Credit lifeboat comes with moral hazards

What’s the best way to rescue stricken credit vehicles? The answer, it seems, is to create an even bigger one. Under plans encouraged by the US treasury, three leading investment banks will launch a $75 billion (Rs2.95 trillion) conduit which will buy the assets of those structured investment vehicles (SIVs) currently struggling to find financing.

Conceptually, the move makes sense. SIVs are typically off-balance sheet funds that invest in asset-backed securities, including mortgages, and are financed through the short-term commercial paper market.

Unlike conduits, which have a full bank guarantee, SIVs tend to have only a partial bank guarantee. That means if they run into financing difficulties as commercial paper programmes roll over, they will be forced to dump assets at firesale prices.

That can have knock-on effects for the entire banking industry, forcing other holders of similar assets to mark their positions to the new lower market price, which may in turn trigger further firesales.

It’s not yet clear how the unpromisingly-titled Single-Master Liquidity Enhancing Conduit (SMLEC) will work in practice—that is likely to be revealed later on Monday. But the likely total credit guarantee of around $75 billion is enough to absorb about one-third of the estimated $250 billion of industry-wide SIV assets.
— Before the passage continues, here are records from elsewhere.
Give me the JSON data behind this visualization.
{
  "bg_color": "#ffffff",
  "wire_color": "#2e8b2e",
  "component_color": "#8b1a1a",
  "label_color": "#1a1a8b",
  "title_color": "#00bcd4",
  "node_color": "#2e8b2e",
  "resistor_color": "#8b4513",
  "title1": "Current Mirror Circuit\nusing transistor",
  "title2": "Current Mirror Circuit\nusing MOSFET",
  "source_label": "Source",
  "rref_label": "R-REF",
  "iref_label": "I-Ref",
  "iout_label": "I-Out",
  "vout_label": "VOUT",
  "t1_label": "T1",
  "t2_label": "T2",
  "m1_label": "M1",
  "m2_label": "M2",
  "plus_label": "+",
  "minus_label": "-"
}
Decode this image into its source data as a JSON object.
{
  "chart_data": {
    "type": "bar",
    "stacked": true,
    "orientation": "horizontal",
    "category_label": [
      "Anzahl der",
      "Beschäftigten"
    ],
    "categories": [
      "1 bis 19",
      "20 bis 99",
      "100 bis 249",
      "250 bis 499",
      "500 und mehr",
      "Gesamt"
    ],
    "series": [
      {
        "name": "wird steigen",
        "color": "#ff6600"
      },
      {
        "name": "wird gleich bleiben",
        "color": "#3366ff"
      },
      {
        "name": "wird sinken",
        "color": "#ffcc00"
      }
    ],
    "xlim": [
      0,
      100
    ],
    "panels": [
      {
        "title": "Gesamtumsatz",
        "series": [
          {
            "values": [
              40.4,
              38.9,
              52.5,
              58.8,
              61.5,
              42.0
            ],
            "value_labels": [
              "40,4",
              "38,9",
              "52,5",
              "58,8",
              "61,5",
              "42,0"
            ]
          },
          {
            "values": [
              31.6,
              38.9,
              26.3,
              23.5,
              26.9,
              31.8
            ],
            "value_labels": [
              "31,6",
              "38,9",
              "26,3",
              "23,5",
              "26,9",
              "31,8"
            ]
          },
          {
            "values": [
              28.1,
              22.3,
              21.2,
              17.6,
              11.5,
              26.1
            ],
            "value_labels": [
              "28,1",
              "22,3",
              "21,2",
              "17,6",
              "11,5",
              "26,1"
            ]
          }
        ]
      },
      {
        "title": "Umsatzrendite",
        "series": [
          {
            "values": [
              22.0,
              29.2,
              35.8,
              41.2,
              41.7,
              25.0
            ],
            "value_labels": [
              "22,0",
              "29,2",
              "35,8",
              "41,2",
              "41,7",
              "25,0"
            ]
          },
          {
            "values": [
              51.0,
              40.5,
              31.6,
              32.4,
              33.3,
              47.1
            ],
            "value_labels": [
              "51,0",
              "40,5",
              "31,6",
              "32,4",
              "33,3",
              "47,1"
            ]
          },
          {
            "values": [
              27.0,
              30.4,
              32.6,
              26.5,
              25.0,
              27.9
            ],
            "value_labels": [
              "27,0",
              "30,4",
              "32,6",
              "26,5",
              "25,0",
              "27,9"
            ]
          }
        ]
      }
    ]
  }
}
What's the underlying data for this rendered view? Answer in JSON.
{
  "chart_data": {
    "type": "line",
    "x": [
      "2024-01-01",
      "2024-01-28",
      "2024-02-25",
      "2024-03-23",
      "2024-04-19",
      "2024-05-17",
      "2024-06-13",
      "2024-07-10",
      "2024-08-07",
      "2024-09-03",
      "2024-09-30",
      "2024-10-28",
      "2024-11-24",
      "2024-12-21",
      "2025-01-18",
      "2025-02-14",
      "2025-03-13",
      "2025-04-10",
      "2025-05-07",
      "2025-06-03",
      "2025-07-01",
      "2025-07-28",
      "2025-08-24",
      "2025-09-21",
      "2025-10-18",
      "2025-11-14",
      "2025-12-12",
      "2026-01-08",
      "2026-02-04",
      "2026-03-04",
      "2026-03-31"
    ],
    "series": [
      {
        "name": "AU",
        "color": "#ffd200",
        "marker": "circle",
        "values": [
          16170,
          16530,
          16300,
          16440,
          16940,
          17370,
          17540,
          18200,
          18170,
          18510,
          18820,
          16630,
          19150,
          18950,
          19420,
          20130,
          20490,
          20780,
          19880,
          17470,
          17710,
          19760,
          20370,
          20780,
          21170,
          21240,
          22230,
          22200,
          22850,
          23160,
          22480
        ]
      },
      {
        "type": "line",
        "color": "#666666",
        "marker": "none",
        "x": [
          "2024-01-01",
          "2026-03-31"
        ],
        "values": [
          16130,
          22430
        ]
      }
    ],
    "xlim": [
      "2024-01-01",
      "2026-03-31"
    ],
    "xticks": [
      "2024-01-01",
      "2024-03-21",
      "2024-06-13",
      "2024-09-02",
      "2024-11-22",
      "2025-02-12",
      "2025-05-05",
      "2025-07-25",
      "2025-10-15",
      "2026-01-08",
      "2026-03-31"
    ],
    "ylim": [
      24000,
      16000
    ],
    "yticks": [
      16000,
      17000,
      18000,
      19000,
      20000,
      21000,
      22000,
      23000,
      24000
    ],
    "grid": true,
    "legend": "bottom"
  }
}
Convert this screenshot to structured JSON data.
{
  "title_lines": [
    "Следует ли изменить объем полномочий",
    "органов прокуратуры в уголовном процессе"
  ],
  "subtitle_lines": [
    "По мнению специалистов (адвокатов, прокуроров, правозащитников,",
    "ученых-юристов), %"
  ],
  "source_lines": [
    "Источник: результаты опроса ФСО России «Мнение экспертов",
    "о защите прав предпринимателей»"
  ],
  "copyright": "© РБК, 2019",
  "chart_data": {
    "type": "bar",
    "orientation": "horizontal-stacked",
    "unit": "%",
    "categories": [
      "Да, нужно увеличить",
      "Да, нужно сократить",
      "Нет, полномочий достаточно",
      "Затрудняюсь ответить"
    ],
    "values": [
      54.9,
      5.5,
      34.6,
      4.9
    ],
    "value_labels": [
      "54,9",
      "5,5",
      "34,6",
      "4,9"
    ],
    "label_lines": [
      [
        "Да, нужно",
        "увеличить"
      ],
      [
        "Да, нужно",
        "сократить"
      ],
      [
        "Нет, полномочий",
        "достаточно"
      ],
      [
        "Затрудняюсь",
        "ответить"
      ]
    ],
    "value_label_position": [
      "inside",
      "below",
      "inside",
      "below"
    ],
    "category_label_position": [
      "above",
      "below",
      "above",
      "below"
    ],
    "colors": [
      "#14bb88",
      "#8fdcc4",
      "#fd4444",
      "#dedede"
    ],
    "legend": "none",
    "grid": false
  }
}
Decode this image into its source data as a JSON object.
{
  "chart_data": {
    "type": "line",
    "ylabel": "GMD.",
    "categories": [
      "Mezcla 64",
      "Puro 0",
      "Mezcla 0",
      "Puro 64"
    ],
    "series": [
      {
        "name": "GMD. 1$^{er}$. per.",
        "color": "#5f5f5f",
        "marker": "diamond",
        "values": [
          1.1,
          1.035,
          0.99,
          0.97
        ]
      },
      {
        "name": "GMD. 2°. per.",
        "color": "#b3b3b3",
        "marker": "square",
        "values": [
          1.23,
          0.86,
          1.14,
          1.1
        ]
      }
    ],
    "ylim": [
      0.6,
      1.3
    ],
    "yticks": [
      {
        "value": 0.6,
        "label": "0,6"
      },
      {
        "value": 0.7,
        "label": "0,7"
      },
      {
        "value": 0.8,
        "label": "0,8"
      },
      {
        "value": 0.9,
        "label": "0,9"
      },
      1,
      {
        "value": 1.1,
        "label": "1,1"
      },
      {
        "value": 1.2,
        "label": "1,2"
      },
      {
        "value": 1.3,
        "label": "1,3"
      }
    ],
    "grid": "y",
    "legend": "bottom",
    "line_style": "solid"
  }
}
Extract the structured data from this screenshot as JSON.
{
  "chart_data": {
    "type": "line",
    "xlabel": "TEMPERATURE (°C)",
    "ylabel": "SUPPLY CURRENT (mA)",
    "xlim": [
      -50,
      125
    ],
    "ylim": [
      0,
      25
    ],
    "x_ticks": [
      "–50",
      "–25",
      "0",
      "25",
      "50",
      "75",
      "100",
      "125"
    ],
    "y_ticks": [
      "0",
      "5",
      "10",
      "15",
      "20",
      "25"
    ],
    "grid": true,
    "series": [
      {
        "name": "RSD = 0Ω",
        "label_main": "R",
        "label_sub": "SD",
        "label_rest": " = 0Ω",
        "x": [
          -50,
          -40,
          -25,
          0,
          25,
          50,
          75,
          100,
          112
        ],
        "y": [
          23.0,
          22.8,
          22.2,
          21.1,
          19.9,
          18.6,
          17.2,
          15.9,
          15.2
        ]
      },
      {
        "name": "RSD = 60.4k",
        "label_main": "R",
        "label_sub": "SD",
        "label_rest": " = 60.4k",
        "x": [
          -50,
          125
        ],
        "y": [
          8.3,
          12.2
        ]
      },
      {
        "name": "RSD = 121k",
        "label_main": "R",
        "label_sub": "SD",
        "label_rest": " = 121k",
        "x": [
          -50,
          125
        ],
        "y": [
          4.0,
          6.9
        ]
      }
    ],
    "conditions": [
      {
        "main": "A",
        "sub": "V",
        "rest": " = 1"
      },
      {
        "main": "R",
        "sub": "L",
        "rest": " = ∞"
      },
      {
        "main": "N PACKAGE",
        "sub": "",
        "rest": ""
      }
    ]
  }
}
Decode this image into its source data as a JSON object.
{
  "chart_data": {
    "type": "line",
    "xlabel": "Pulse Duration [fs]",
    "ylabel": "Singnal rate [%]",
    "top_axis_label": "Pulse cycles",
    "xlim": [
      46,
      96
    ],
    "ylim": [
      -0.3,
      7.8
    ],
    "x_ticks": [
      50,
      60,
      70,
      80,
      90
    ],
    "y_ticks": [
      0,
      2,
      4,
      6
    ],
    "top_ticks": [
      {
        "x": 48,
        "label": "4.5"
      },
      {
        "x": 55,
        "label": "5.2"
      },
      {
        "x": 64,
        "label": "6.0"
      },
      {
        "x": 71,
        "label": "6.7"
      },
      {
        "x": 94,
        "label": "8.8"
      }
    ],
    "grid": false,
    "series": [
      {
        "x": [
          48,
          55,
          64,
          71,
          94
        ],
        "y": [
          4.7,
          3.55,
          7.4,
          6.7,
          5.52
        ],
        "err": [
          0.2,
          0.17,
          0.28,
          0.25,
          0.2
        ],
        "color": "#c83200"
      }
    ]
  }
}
Assuming that is enough to roll over all forthcoming financing programmes for the immediate future, that should remove a major element of uncertainty from both the commercial paper market and the asset-backed securities market. If the commercial paper market reopens, banks will be under less pressure to hoard cash to honour guarantees.

In this sense, the SMLEC is, therefore, a welcome attempt to ease the credit squeeze, which is already taking its toll on the world economy.

Still, as with all central bank-orchestrated lifeboats, the SMLEC presents the usual array of moral hazards; prudent banks with minimal exposure to SIVs that hoped to profit from distressed sales will lose out; while banks that piled into SIVS, and which stand to lose most if market prices fall further, will find their recklessness goes unpunished.